Gabi: Der erste Spieler verliert! Ja, zur Abwechslung verliert mal der Erste, nämlich der, der die Maske vollständig im Gesicht trägt. Und das verursacht grundlegend Schadenfreude; die kann als Spielbestandteil schon mal ordentlich für Spielspaß sorgen.

Die Maskenteile sind dabei wirklich schön designt. Der Mechanismus ist sehr einfach gehalten. Würfle und häng dem Spielpartner was an die Brille. Nach und nach entstehen lustige Masken, die für so einige Lacher sorgen. Leider ist das Spielmaterial eher als geringwertig einzustufen. Der für die Maskenteile verwendete beschichtete Karton ist dünn und reißt gerade bei Kinderhänden schnell ein. Dadurch rutscht das Material schnell aus den Besfestigungen. Wilde Tänze für die wild maskierten Kinder sind da eher kontraproduktiv. Je Sorte stehen fünf doppelseitig bedruckte Teile zur Verfügung. Das ist zwar ausreichend, allerdings kann der Reiz des Neuen den Spielspaß nicht allzu lang halten.
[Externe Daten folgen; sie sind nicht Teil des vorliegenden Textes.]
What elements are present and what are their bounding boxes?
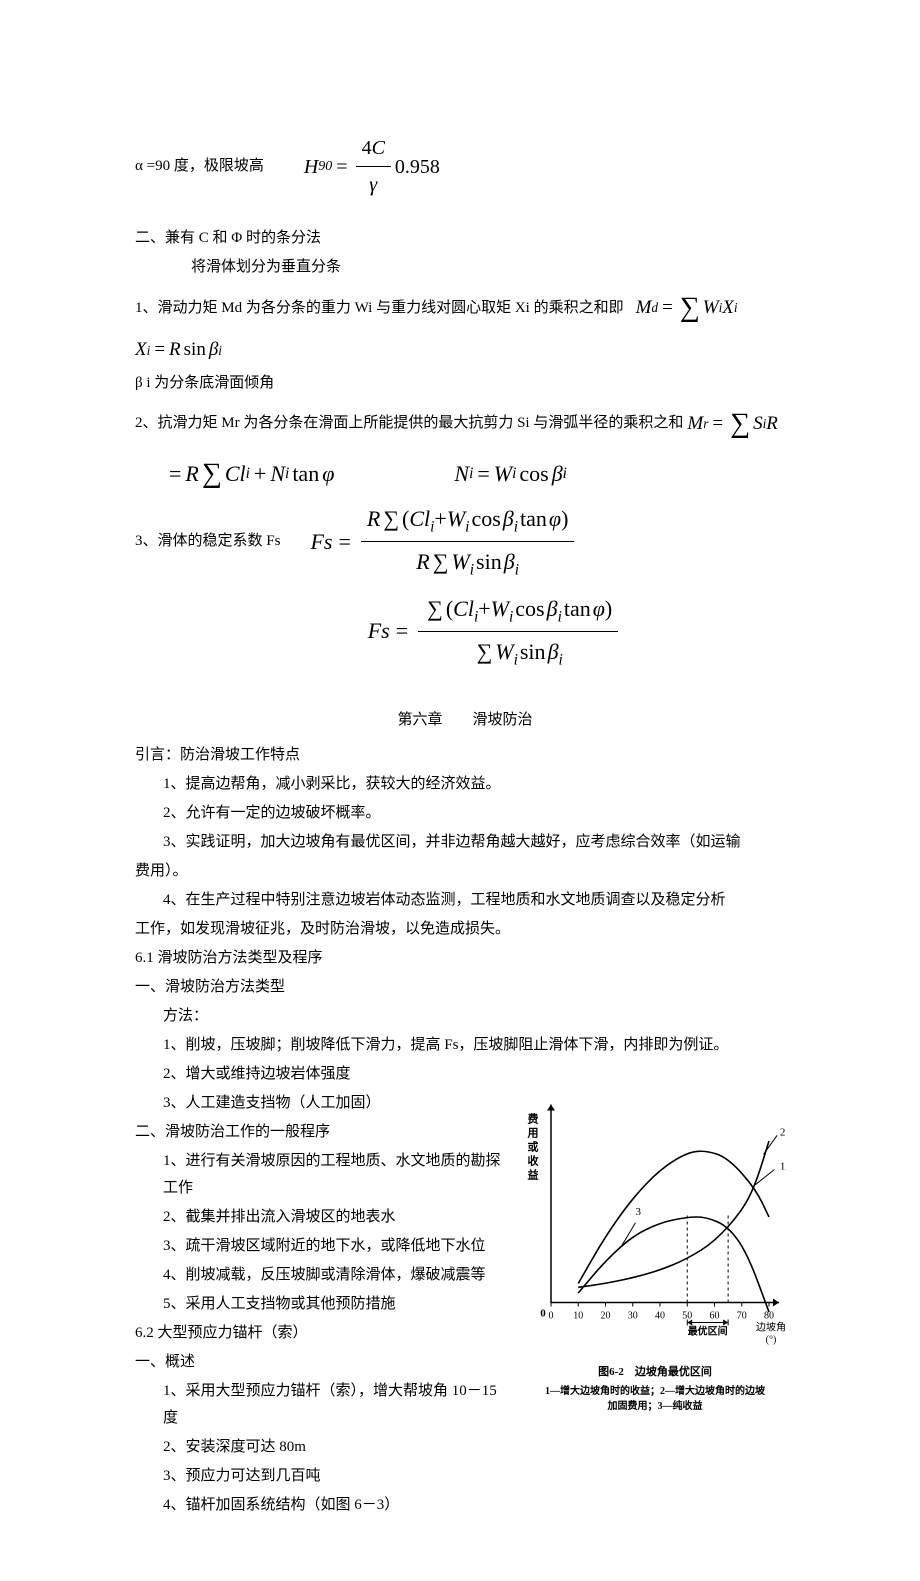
proc2: 2、截集并排出流入滑坡区的地表水 bbox=[135, 1204, 505, 1231]
item2-text: 2、抗滑力矩 Mr 为各分条在滑面上所能提供的最大抗剪力 Si 与滑弧半径的乘积… bbox=[135, 410, 683, 437]
proc5: 5、采用人工支挡物或其他预防措施 bbox=[135, 1291, 505, 1318]
proc4: 4、削坡减载，反压坡脚或清除滑体，爆破减震等 bbox=[135, 1262, 505, 1289]
figure-caption: 图6-2 边坡角最优区间 bbox=[515, 1365, 795, 1380]
ov1: 1、采用大型预应力锚杆（索），增大帮坡角 10－15 度 bbox=[135, 1378, 505, 1432]
svg-text:(°): (°) bbox=[766, 1334, 777, 1345]
svg-text:1: 1 bbox=[780, 1160, 786, 1172]
chapter6-title: 第六章 滑坡防治 bbox=[135, 707, 795, 734]
svg-text:或: 或 bbox=[528, 1139, 539, 1153]
svg-text:0: 0 bbox=[540, 1307, 546, 1319]
svg-text:60: 60 bbox=[710, 1310, 720, 1321]
svg-text:2: 2 bbox=[780, 1126, 786, 1138]
svg-text:最优区间: 最优区间 bbox=[688, 1324, 728, 1337]
intro-label: 引言：防治滑坡工作特点 bbox=[135, 742, 795, 769]
ov2: 2、安装深度可达 80m bbox=[135, 1434, 505, 1461]
method2: 2、增大或维持边坡岩体强度 bbox=[135, 1061, 795, 1088]
svg-text:10: 10 bbox=[573, 1310, 583, 1321]
svg-text:70: 70 bbox=[737, 1310, 747, 1321]
svg-text:边坡角: 边坡角 bbox=[756, 1320, 786, 1333]
intro-item3: 3、实践证明，加大边坡角有最优区间，并非边帮角越大越好，应考虑综合效率（如运输 bbox=[135, 829, 795, 856]
sec62-1-title: 一、概述 bbox=[135, 1349, 505, 1376]
sec62-title: 6.2 大型预应力锚杆（索） bbox=[135, 1320, 505, 1347]
item3-line: 3、滑体的稳定系数 Fs Fs = R∑(Cli+Wicosβitanφ) R∑… bbox=[135, 499, 795, 584]
sec61-1-title: 一、滑坡防治方法类型 bbox=[135, 974, 795, 1001]
figure-svg: 01020304050607080费用或收益边坡角(°)123最优区间0 bbox=[515, 1090, 795, 1355]
beta-note: β i 为分条底滑面倾角 bbox=[135, 370, 795, 397]
h90-prefix: α =90 度，极限坡高 bbox=[135, 153, 264, 180]
section2-title: 二、兼有 C 和 Φ 时的条分法 bbox=[135, 225, 795, 252]
svg-text:0: 0 bbox=[549, 1310, 554, 1321]
proc3: 3、疏干滑坡区域附近的地下水，或降低地下水位 bbox=[135, 1233, 505, 1260]
item1-text: 1、滑动力矩 Md 为各分条的重力 Wi 与重力线对圆心取矩 Xi 的乘积之和即 bbox=[135, 295, 624, 322]
section2-subtitle: 将滑体划分为垂直分条 bbox=[135, 254, 795, 281]
item1b-formula: Xi = R sin βi bbox=[135, 333, 795, 367]
method1: 1、削坡，压坡脚；削坡降低下滑力，提高 Fs，压坡脚阻止滑体下滑，内排即为例证。 bbox=[135, 1032, 795, 1059]
intro-item4: 4、在生产过程中特别注意边坡岩体动态监测，工程地质和水文地质调查以及稳定分析 bbox=[135, 887, 795, 914]
sec61-2-title: 二、滑坡防治工作的一般程序 bbox=[135, 1119, 505, 1146]
figure-subcaption: 1—增大边坡角时的收益；2—增大边坡角时的边坡 加固费用；3—纯收益 bbox=[515, 1384, 795, 1414]
item3-formula1: Fs = R∑(Cli+Wicosβitanφ) R∑Wisinβi bbox=[310, 499, 578, 584]
formula-h90: α =90 度，极限坡高 H90 = 4C γ 0.958 bbox=[135, 130, 795, 203]
svg-text:30: 30 bbox=[628, 1310, 638, 1321]
svg-text:用: 用 bbox=[528, 1126, 539, 1139]
methods-label: 方法： bbox=[135, 1003, 795, 1030]
item1-formula: Md = ∑ WiXi bbox=[636, 283, 738, 333]
ov4: 4、锚杆加固系统结构（如图 6－3） bbox=[135, 1492, 505, 1519]
figure-6-2: 01020304050607080费用或收益边坡角(°)123最优区间0 图6-… bbox=[515, 1090, 795, 1521]
ov3: 3、预应力可达到几百吨 bbox=[135, 1463, 505, 1490]
item1-line: 1、滑动力矩 Md 为各分条的重力 Wi 与重力线对圆心取矩 Xi 的乘积之和即… bbox=[135, 283, 795, 333]
svg-text:80: 80 bbox=[764, 1310, 774, 1321]
proc1: 1、进行有关滑坡原因的工程地质、水文地质的勘探工作 bbox=[135, 1148, 505, 1202]
sec61-title: 6.1 滑坡防治方法类型及程序 bbox=[135, 945, 795, 972]
item2-formula: Mr = ∑ SiR bbox=[687, 399, 778, 449]
item2-line: 2、抗滑力矩 Mr 为各分条在滑面上所能提供的最大抗剪力 Si 与滑弧半径的乘积… bbox=[135, 399, 795, 449]
intro-item2: 2、允许有一定的边坡破坏概率。 bbox=[135, 800, 795, 827]
item3-formula2: Fs = ∑(Cli+Wicosβitanφ) ∑Wisinβi bbox=[135, 589, 795, 674]
item2b-formula: = R ∑ Cli + Ni tan φ Ni = Wi cos βi bbox=[135, 449, 795, 499]
intro-item1: 1、提高边帮角，减小剥采比，获较大的经济效益。 bbox=[135, 771, 795, 798]
svg-text:收: 收 bbox=[528, 1153, 539, 1167]
intro-item4-cont: 工作，如发现滑坡征兆，及时防治滑坡，以免造成损失。 bbox=[135, 916, 795, 943]
svg-text:3: 3 bbox=[635, 1206, 641, 1218]
svg-text:40: 40 bbox=[655, 1310, 665, 1321]
svg-text:费: 费 bbox=[528, 1111, 539, 1125]
svg-text:益: 益 bbox=[528, 1167, 539, 1181]
h90-math: H90 = 4C γ 0.958 bbox=[304, 130, 440, 203]
method3: 3、人工建造支挡物（人工加固） bbox=[135, 1090, 505, 1117]
item3-text: 3、滑体的稳定系数 Fs bbox=[135, 528, 280, 555]
intro-item3-cont: 费用）。 bbox=[135, 858, 795, 885]
svg-text:20: 20 bbox=[601, 1310, 611, 1321]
Eher ist "Stoopido" zu empfehlen für Kinderpartys, wobei hier wenigstens für sechs Kinder Material benötigt würde. Zwei Spiele zu koppeln ist möglich, um der Brillen willen - und dann halt Material dazu basteln. An der Stelle der Tipp: Masken-Material zusätzlich laminieren. Das erhöht die Haltbarkeit und stabilisiert die Masken. Was tatsächlich gut funktioniert, ist der Wunsch, die eigenen Gesichter mit den Masken zu fotografieren… (wenn auch nicht für diese Rezension ;)) Verlierer zu sein, ist da tatsächlich nicht schlimm. Irgendwie erinnert letzteres an die bei Teenagern so beliebte App, bei der ans eigene Foto lustige Ohren, Nasen und Co. angefügt werden.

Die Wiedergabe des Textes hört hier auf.